The United Kingdom, as an island nation, is making big investments in clean tidal energy, which is on track to be cheaper than both nuclear power and fossil fuels. While the country presently produces only 3% of its energy this way, the goal is to increase that to 10%. To help reach this goal, a North Wales firm recently secured £31m ($40.75m) in government funding to develop a tidal energy project in the Irish Sea.

Climate Justice

Internationally recognized environmental lawyer and climate negotiator, Farhana Yamin was a key architect of the Paris climate agreement who helped to secure the goal of net-zero emissions by midcentury. When Donald Trump then pulled the US out of the Paris agreement and other countries continually delayed strong action on climate, she decided “we cannot rely on lawyers and diplomats alone.” She came to see that the climate movement is fragile because it mostly relies on insider tactics and not on movement building. She, therefore, became involved with social mobilization and nonviolent action to advance the cause. More recently she has begun social organizing with frontline communities of color in Britain and is helping to mobilize more broadly with a focus on climate justice.

Climate Action

Climate change is spurring a movement to build more resilient homes. FEMA told Becky Nixon that she would receive another mobile home after her triple-wide trailer on the Florida panhandle was destroyed by hurricane Michael in 2018. She, instead, had a brand new two-bedroom home built for her in a joint effort of the Federal Alliance for Safe Homes (FLASH), Samaritan’s Purse, and donated materials. The home was built to considerably more than standard requirements for energy efficiency and hurricane ratings following guidelines advocated by the Resilient Design Institute.

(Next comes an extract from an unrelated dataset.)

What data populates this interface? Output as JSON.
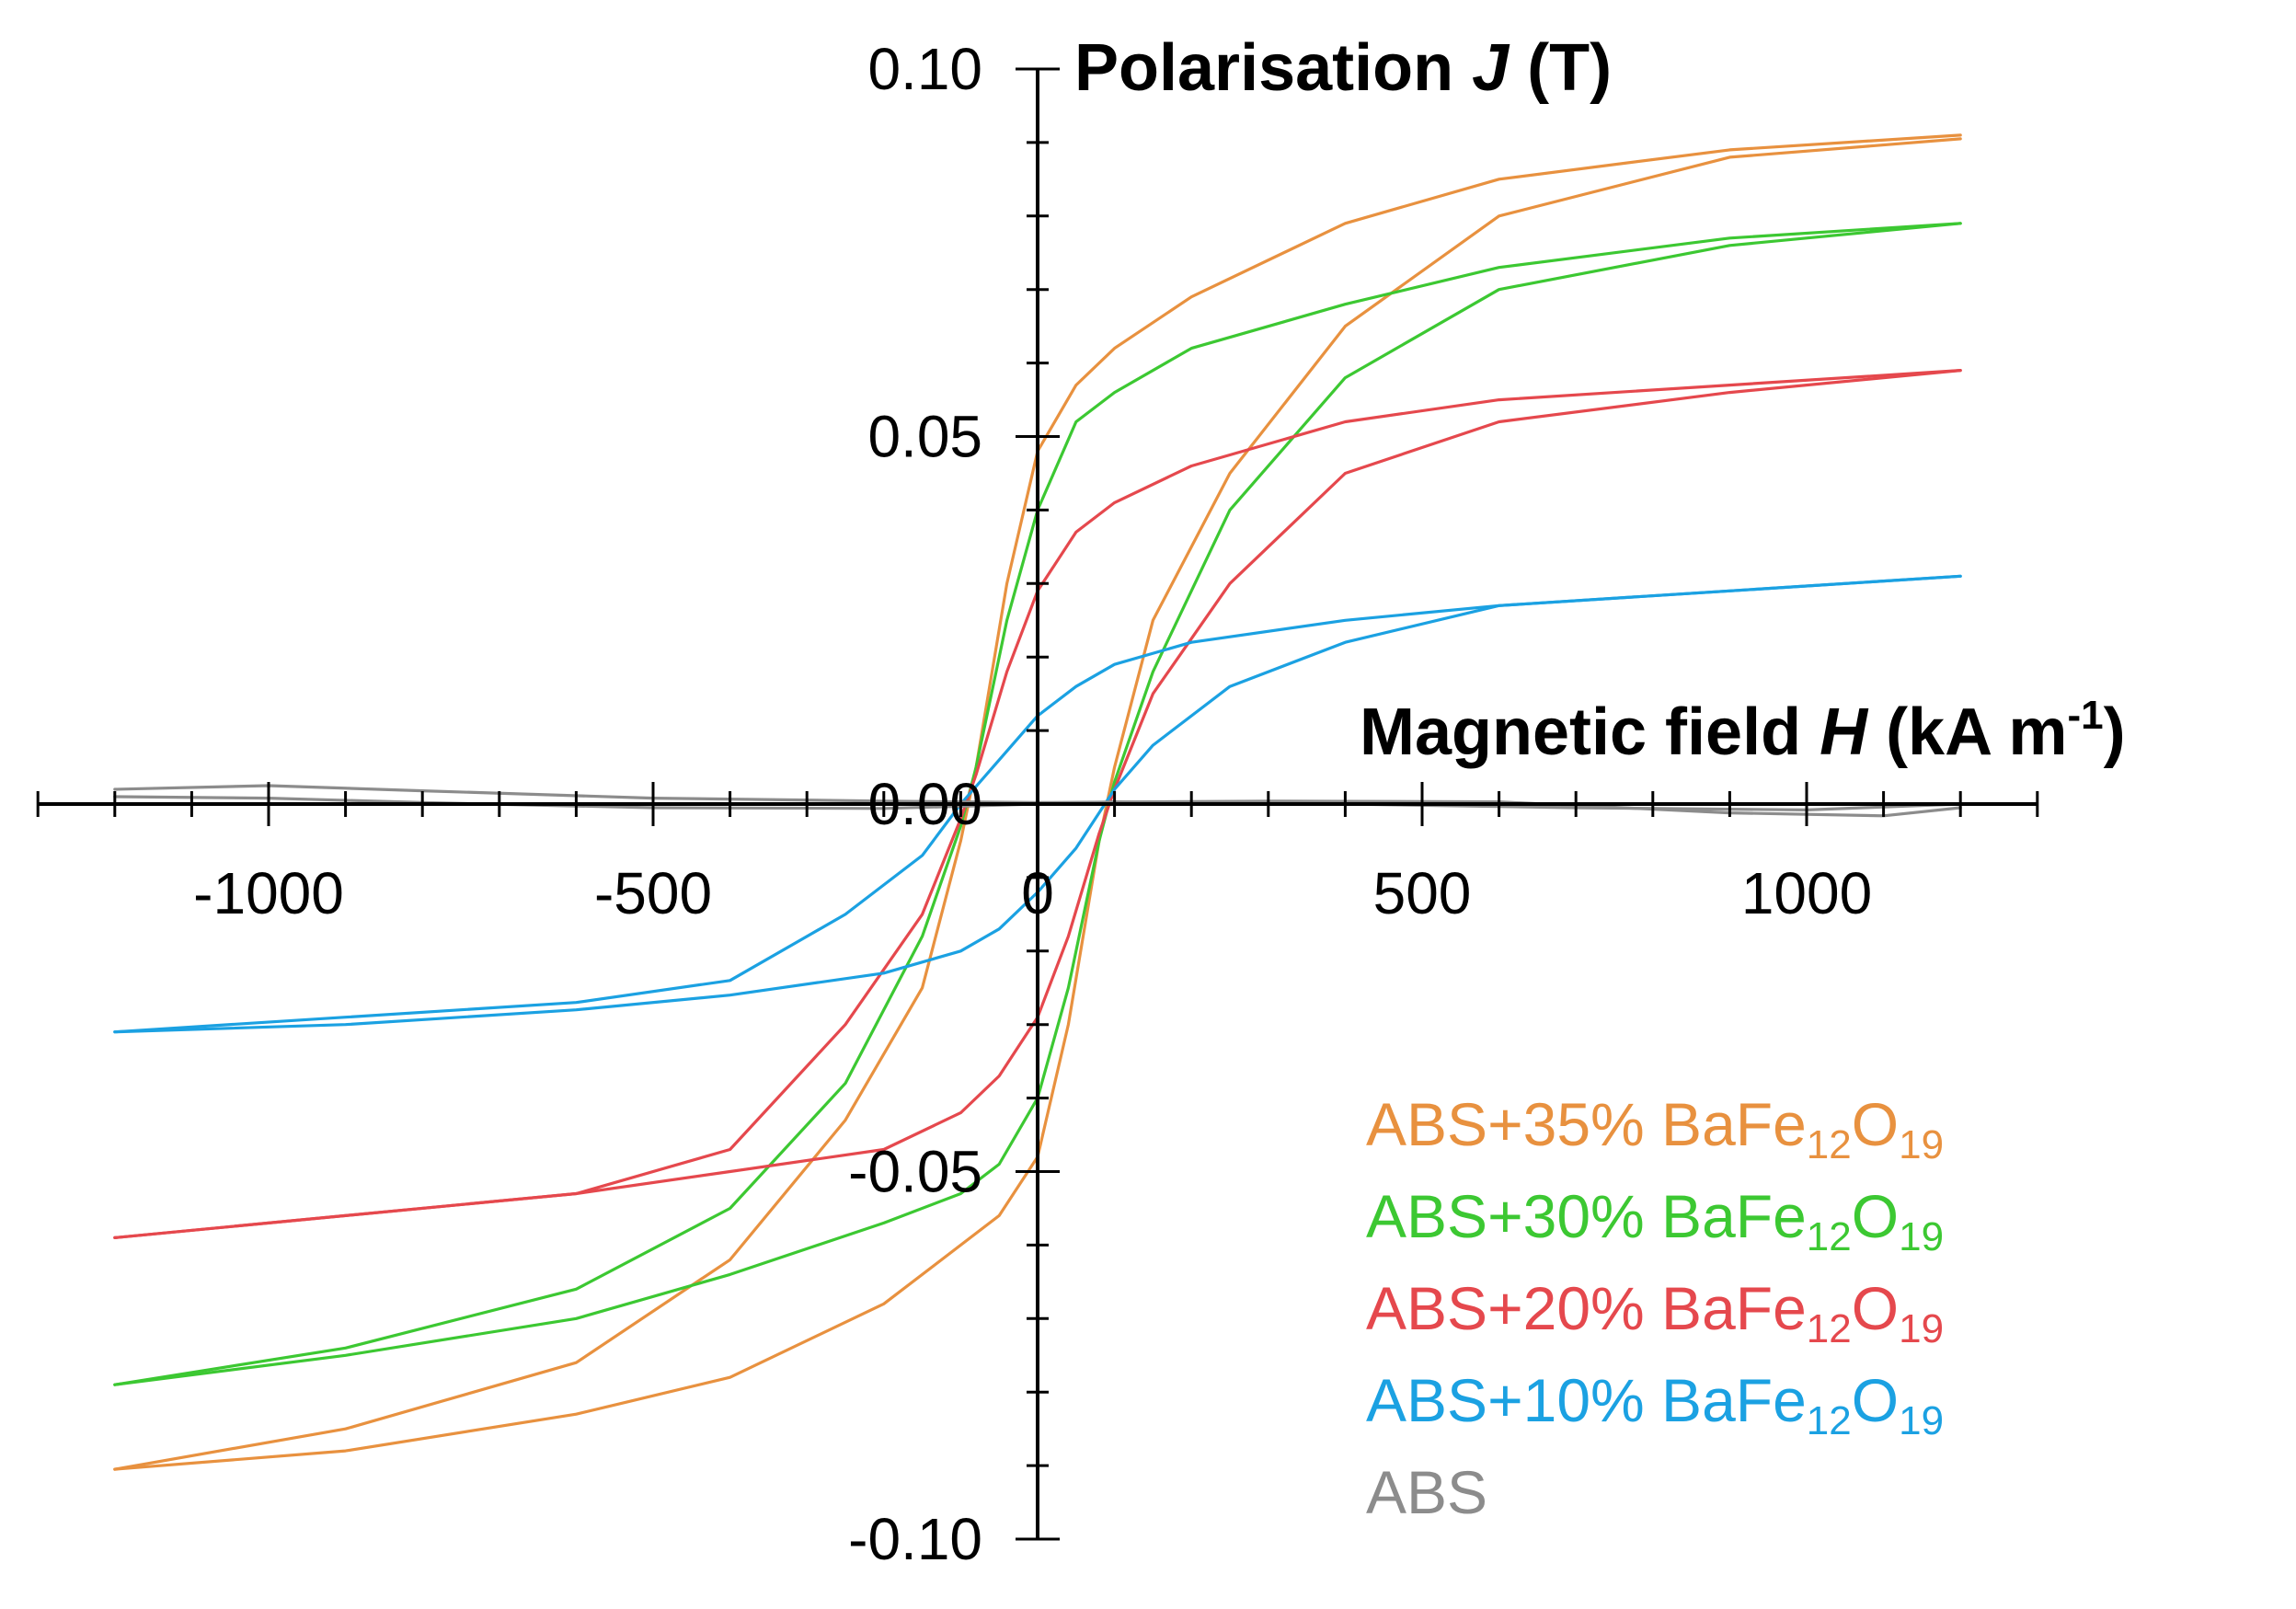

Charlottesville, VA is on track to reduce carbon emissions by 45% by 2030. Overall, emissions are down 30% from 2011 even though energy use is up. Much of this progress is because of the availability of cleaner electricity. Heating and the cooling of homes consumes the largest amounts of energy in the city. Susan Kruse, the executive director of the Community Climate Collaborative, says this makes residential energy efficiency programs especially important. There has, however, been a virtually non-existent drop in emissions from vehicles. This makes weaning vehicles off of fossil fuels vital, as is getting people to use buses and public transport. Moving to a fleet of electric city buses will have an even greater impact.

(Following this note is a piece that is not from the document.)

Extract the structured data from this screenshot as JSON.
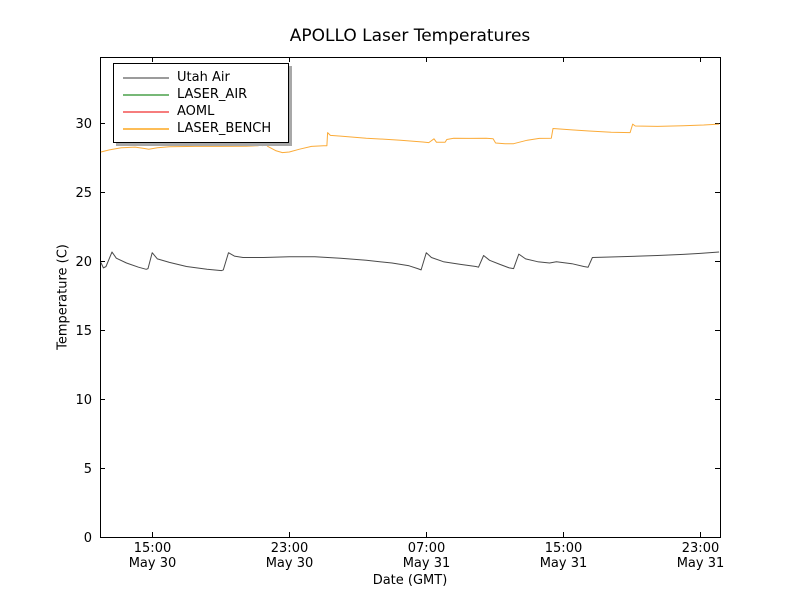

The food system produces about one-third of our greenhouse emissions. This calls for making dramatic cuts to reach our goal of cutting emissions to zero by 2050 to limit global warming to 1.5°C. Furthermore, we will need to feed a population expected to approach 10 billion by 2050, meaning we’ll need to make those drastic cuts while increasing food production by more than 50 percent. This calls for huge structural changes in how we grow, process, package, and distribute food. On a personal level, changing our eating behaviors is perhaps the most impactful change we can make. Some suggested practices are:

  • Move to a mostly plant-based diet
  • Buy locally grown food
  • Eat everything you buy
  • Eat healthy amounts.

This shift will not only help combat climate change. Other environmental harms driven by the food industry include loss of biodiversity, vital forest ecosystems being destroyed for grazing and farming purposes, fertilizer runoff creating dead zones in the ocean, and the massive extinction and loss of insects due to pesticides.